In its inaugural year, the program connected 36 students with 26 mentors. Participants met face-to-face at least four times throughout the year and attended workshops on such topics as: gaining research experience; choosing courses; applying for scholarships; and preparing for graduate school and careers. Both mentees and mentors earned a notation on their co-curricular record for participating in the program.

“Students told us about how they learned new writing and time management skills from their mentor, or strategies for making the most of the summertime, how best to realize plans for a future career, or the pros and cons of doing research or an international exchange,” said Cutter.

Lane signed up for the program seeking advice on upper-year courses and research opportunities. Her mentor, Cole Brookson, gave her insights on courses she was currently enrolled in as well as future courses she could benefit from. He also helped her gain research experience and find opportunities to pursue over the summer.

“The program has taught me how to maximize my time and potential at U of T,” Lane said. “I’ve been able to think more strategically about my undergrad, what I want to accomplish during this time, and where I want it to take me.”

Ryan Lane, a second-year student at University College, kept in touch with his mentor Vicki Zhang regularly throughout the year. In addition to assisting him with course selection and sharing department events, Zhang helped Lane line up a place in a faculty research lab in the department.

“Vicki has really gone above and beyond in helping me out and making sure I make the best of every opportunity,” Lane said. “The chance to join a lab with actual postdocs and master’s students has proven invaluable.”

But the program, which will return in the fall, hasn’t just helped mentees succeed – it has also been beneficial for student mentors as they complete their undergraduate studies and prepare for the next step.

“Being a mentor has shaped me into a positive role model, a better communicator and an encouraging and knowledgeable individual,” said Zhang, who is also at University College.

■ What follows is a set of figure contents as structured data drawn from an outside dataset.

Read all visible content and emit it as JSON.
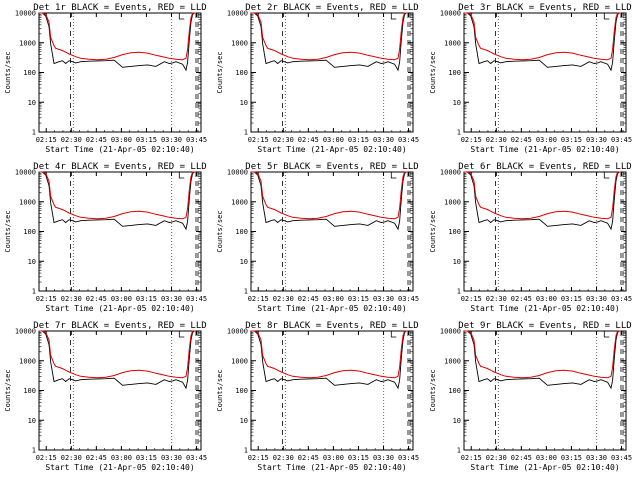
{
  "chart_data": {
    "type": "line",
    "layout": "3x3 grid",
    "y_scale": "log",
    "ylim": [
      1,
      10000
    ],
    "y_ticks": [
      "1",
      "10",
      "100",
      "1000",
      "10000"
    ],
    "ylabel": "Counts/sec",
    "x_ticks": [
      "02:15",
      "02:30",
      "02:45",
      "03:00",
      "03:15",
      "03:30",
      "03:45"
    ],
    "xlabel": "Start Time (21-Apr-05 02:10:40)",
    "series_colors": {
      "events": "#000000",
      "lld": "#e00000"
    },
    "panels": [
      {
        "title": "Det 1r BLACK = Events, RED = LLD"
      },
      {
        "title": "Det 2r BLACK = Events, RED = LLD"
      },
      {
        "title": "Det 3r BLACK = Events, RED = LLD"
      },
      {
        "title": "Det 4r BLACK = Events, RED = LLD"
      },
      {
        "title": "Det 5r BLACK = Events, RED = LLD"
      },
      {
        "title": "Det 6r BLACK = Events, RED = LLD"
      },
      {
        "title": "Det 7r BLACK = Events, RED = LLD"
      },
      {
        "title": "Det 8r BLACK = Events, RED = LLD"
      },
      {
        "title": "Det 9r BLACK = Events, RED = LLD"
      }
    ],
    "curve_minutes": [
      0,
      2,
      4,
      6,
      7,
      9,
      10,
      12,
      14,
      16,
      18,
      20,
      22,
      25,
      30,
      35,
      40,
      45,
      50,
      55,
      60,
      65,
      70,
      75,
      78,
      80,
      82,
      86,
      88,
      89,
      90,
      91,
      92,
      93,
      94
    ],
    "lld_counts": [
      10000,
      10000,
      9000,
      5000,
      1500,
      800,
      650,
      600,
      550,
      480,
      420,
      380,
      340,
      300,
      280,
      270,
      280,
      320,
      400,
      460,
      480,
      450,
      380,
      330,
      300,
      290,
      280,
      270,
      300,
      600,
      2500,
      7000,
      10000,
      10000,
      10000
    ],
    "events_counts": [
      10000,
      10000,
      8000,
      3500,
      900,
      200,
      210,
      230,
      250,
      200,
      250,
      230,
      210,
      230,
      240,
      245,
      250,
      260,
      150,
      160,
      170,
      180,
      160,
      230,
      200,
      210,
      230,
      190,
      120,
      220,
      1200,
      5000,
      9000,
      10000,
      10000
    ]
  }
}
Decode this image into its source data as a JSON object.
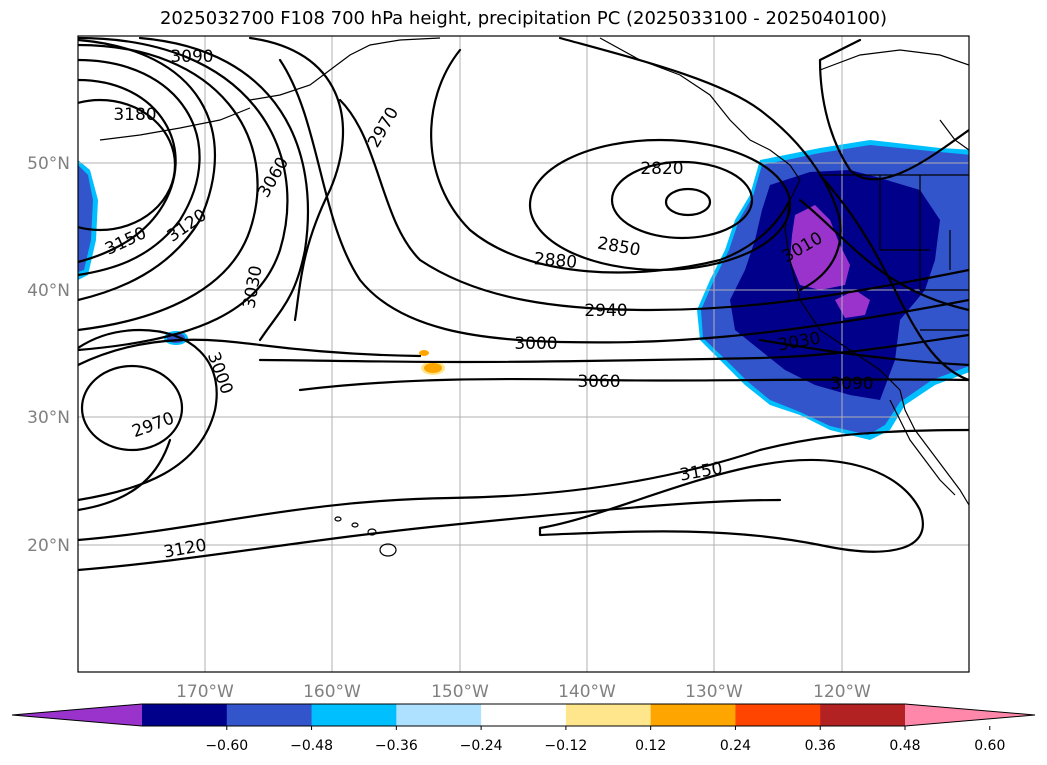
{
  "title": "2025032700 F108 700 hPa height, precipitation PC (2025033100 - 2025040100)",
  "map": {
    "lon_range": [
      -180,
      -110
    ],
    "lat_range": [
      10,
      60
    ],
    "lat_labels": [
      "20°N",
      "30°N",
      "40°N",
      "50°N"
    ],
    "lon_labels": [
      "170°W",
      "160°W",
      "150°W",
      "140°W",
      "130°W",
      "120°W"
    ],
    "grid": true
  },
  "contour_labels": [
    {
      "text": "3090"
    },
    {
      "text": "3180"
    },
    {
      "text": "3150"
    },
    {
      "text": "3120"
    },
    {
      "text": "3060"
    },
    {
      "text": "2970"
    },
    {
      "text": "3030"
    },
    {
      "text": "2820"
    },
    {
      "text": "2850"
    },
    {
      "text": "2880"
    },
    {
      "text": "2940"
    },
    {
      "text": "3000"
    },
    {
      "text": "3060"
    },
    {
      "text": "3000"
    },
    {
      "text": "2970"
    },
    {
      "text": "3150"
    },
    {
      "text": "3120"
    },
    {
      "text": "3010"
    },
    {
      "text": "3030"
    },
    {
      "text": "3090"
    }
  ],
  "colorbar": {
    "ticks": [
      "−0.60",
      "−0.48",
      "−0.36",
      "−0.24",
      "−0.12",
      "0.12",
      "0.24",
      "0.36",
      "0.48",
      "0.60"
    ],
    "colors": [
      "#9933cc",
      "#00008b",
      "#3355cc",
      "#00bfff",
      "#aee0ff",
      "#ffffff",
      "#ffe68c",
      "#ffa500",
      "#ff4500",
      "#b22222",
      "#ff88aa"
    ],
    "extend": "both"
  }
}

Brookson, who is at St. Michael's College, said being a mentor helped improve his interpersonal and communication skills, and that he would “absolutely” recommend the experience to other students.

“Engaging in a mentorship program is not only helpful to mentees,” he said, “but it can also be incredibly beneficial for mentors as it forces you to think critically about your experience and determine what has and has not allowed you to be successful in your journey so far.”